Why CD4+ T cells could be less important than originally thought
• Almost all of these cells of memory phenotype.
• Would be recruited (rather than non-specifically) to any inflammation site, just in case you need them.
• Do not proliferate much, do not produce IL-2 much - if anything, are a bit depressed.
• Eliminating them does not bring spectacular success in therapy.

Question
• Why do these memory T cells end up in the joints?
• Answer: don't know.
• If we did, could prevent and cure RA.
• It is something that is very difficult to study.

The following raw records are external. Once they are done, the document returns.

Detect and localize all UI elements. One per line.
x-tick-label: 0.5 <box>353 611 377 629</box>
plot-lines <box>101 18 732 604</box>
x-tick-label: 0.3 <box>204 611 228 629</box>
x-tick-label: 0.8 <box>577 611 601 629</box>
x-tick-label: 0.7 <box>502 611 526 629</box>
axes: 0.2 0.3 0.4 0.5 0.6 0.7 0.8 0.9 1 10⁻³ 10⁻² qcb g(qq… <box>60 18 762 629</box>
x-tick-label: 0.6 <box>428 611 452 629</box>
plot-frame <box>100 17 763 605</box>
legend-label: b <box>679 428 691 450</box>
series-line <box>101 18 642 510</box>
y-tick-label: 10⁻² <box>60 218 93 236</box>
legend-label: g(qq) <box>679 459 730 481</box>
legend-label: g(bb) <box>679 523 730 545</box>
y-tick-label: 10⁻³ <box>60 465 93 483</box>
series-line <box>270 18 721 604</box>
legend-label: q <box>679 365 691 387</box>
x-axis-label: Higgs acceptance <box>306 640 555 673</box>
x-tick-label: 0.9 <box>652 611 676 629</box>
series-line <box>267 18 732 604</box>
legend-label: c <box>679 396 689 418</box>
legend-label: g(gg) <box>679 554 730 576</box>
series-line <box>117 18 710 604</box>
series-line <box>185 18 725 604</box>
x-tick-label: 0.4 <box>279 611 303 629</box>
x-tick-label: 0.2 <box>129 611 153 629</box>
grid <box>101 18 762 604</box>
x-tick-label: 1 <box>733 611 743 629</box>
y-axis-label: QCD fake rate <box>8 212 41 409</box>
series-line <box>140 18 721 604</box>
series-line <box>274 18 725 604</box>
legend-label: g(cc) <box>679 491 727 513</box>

Is RA result of abnormal T cell regulation?
• In healthy individuals, there are a number of safety mechanisms that switch off ongoing immune response.
• Many of these seem either defective/inefficient in RA.

Regulatory pathways
• Activation-induced cell death.
• CD4+, CD25+ regulatory T cells.
-Tolerise activated T cells via direct cells contact.
• Type II regulatory T cells.
-Produce tolerogenic cytokines.
• NKT cells (CD1d restricted, Vα24+ T cells).
-Induce tolerance via IL-4, IL-12 production.
-Recent evidence indicates interaction with DCs.
• NK cells (CD158-, CD94bright NK cells).
-Kill immature DCs affecting antigen presentation.

Final word of cytokines
• "Words" by which members of immune system communicate with each other.
• Language not that complex (compared to human verbal communication).
• Some of these "words used very often - some cytokines involved in multiple, vital regulatory pathways.